—Ah!… ah!… je vous y prends: on fait donc ses farces?

Fernand, ne voulant pas laisser à l'oncle Danielo le temps de faire de mauvaises suppositions sur leur étrange rencontre, disait:

—Vous ne pouvez pas vous expliquer pourquoi je suis ici; cela, du reste, est incompréhensible. Allez donc supposer que le hasard vous amènera juste chez moi; mais je tiens à ce que vous vous expliquiez immédiatement la chose. Un négociant sérieux ne doit pas être un artiste. À Paris, pour être négociant, il faut être bourgeois, bourgeois de l'habit jusqu'aux moelles; avoir des goûts artistiques et les laisser paraître, c'est compromettre sa situation, c'est tuer son crédit. Un négociant faisant en s'amusant de la sculpture ferait dire à ceux qui l'entourent: «Ce n'est pas un homme sérieux; au lieu de s'occuper de ses affaires, il fait des bonshommes.» Or, de ce jour, le crédit est tué, les relations douteuses, on passe pour un bohème; enfin la maison est perdue. Lorsque j'ai dû épouser votre nièce, c'est sous l'idée de cette prévention que l'on a peur des artistes que je me suis abstenu de vous dire la petite passion à laquelle je sacrifie. J'ai appris la sculpture, je suis sculpteur, je quitte ma maison de commerce, aussitôt que cela m'est possible, pour accourir ici prendre mes ébauchoirs: le négociant fait vivre l'artiste. Comme des indiscrétions pourraient me nuire, j'ai changé de nom. C'est ce qui vous explique pourquoi Carle Lebrault, le sculpteur, ne fait qu'un avec Fernand Séglin. Mon cher oncle, je veux tout de suite vous rassurer sur ma passion de bohème. D'autres ont comme vices le jeu, les femmes, l'inconduite. Moi, c'est la maison, l'atelier; mes frais de modèles me coûtent moins que la plus petite soirée comme négociant, que je donnerais chez moi; vous voyez qu'Iza n'a rien à craindre.

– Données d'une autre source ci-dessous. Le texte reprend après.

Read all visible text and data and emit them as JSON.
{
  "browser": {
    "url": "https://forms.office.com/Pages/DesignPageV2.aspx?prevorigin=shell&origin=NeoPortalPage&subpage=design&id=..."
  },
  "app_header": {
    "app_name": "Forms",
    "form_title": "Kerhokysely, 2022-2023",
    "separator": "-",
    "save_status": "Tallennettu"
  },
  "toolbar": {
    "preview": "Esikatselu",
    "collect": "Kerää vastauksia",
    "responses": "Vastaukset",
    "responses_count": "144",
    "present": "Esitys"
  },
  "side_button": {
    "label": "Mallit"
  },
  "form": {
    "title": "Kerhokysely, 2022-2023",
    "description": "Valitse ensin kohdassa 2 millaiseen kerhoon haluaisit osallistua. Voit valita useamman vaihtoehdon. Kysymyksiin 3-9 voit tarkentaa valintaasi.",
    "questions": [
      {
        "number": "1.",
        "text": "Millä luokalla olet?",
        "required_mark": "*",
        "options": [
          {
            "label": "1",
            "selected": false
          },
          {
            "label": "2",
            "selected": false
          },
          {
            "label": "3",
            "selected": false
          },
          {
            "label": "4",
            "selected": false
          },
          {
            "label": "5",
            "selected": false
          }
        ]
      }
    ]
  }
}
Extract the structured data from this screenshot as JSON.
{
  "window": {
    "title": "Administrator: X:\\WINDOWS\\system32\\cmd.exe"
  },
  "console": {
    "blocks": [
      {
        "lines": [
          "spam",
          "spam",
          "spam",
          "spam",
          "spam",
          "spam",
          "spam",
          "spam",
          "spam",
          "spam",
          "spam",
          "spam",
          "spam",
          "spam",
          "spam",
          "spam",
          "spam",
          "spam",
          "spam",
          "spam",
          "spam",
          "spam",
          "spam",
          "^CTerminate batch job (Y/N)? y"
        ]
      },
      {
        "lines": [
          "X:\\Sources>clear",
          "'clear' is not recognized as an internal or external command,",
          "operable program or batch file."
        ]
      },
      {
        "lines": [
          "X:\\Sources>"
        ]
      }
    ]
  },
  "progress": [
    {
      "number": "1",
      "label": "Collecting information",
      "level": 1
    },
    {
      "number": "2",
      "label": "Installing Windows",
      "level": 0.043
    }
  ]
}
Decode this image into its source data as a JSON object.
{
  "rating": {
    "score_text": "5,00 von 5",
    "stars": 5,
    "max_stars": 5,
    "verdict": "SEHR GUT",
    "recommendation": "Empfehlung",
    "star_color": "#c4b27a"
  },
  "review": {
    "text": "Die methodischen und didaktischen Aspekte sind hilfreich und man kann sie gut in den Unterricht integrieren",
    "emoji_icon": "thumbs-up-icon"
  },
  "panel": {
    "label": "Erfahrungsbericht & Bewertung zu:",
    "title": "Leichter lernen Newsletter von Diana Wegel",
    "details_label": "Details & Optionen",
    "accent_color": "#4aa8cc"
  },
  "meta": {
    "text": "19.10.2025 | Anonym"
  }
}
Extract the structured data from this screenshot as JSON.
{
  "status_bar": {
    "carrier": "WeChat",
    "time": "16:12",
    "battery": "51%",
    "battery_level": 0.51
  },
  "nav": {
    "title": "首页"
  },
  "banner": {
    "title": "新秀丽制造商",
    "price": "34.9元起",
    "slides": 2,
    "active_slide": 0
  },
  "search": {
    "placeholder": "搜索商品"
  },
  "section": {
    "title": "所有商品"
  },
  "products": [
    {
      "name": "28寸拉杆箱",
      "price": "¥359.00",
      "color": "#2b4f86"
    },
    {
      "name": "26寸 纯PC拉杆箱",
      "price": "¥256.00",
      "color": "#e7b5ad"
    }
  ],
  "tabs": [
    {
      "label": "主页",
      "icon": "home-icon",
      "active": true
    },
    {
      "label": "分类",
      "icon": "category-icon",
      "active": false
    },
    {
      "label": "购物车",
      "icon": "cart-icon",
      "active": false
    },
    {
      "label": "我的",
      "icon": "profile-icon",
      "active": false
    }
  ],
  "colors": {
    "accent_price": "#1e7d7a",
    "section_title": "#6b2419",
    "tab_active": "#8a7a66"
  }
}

Le sang-froid, la légèreté, l'enjouement avec lequel tout cela fut dit, stupéfiaient le vieux Rig, qui, avec raison, avait la prétention d'être un fort en mensonge.

—Eh! fit le vieux Rig d'un air bonhomme, que ne le dites-vous à Iza? elle serait charmée, au contraire, de cette double existence.

—Vous m'avez surpris, je n'ai rien à cacher, vous le lui direz.

—Ainsi, reprit le vieux Rig regardant autour de lui, l'air bon, confiant, jouant, le vieux coquin, comme le chat joue avec la souris qu'il va dévorer, ainsi vous avez loué cette charmante petite maison pour y faire de la sculpture et vous reposer quelques heures par jour du tracas des affaires?

—Absolument! montez, vous allez voir mon atelier.

Rig le regarda, il trouvait que l'audace allait un peu loin; Fernand, qu'il avait vu deux jours avant, qu'il croyait sous les verrous, pouvait s'être échappé, avoir hâtivement loué la petite maison qu'il connaissait, avoir changé de nom pour dérouter les recherches, avoir fait enfin ce qu'il était nécessaire de faire pour égarer la police; mais il ne pouvait en deux jours s'être improvisé sculpteur. On juge de l'étonnement du vieux Rig quand, dirigé par Fernand, il entra dans la chambre où il avait fait sa lugubre expérience, transformée maintenant en atelier. Les idées du vieux Rig traversaient rapidement son cerveau, et il pensa aussitôt qu'avant son mariage avec Iza, Fernand avait cette maison; il pensa que Mme Davenne occupait toujours le pavillon. En dehors de son ménage, Fernand avait continué les relations qu'il avait avec celle que l'on appelait la Femme du mort; voulant brusquer la situation, il dit à Fernand:

—Puisque je vous ai rencontré, allons au plus vite à Auteuil.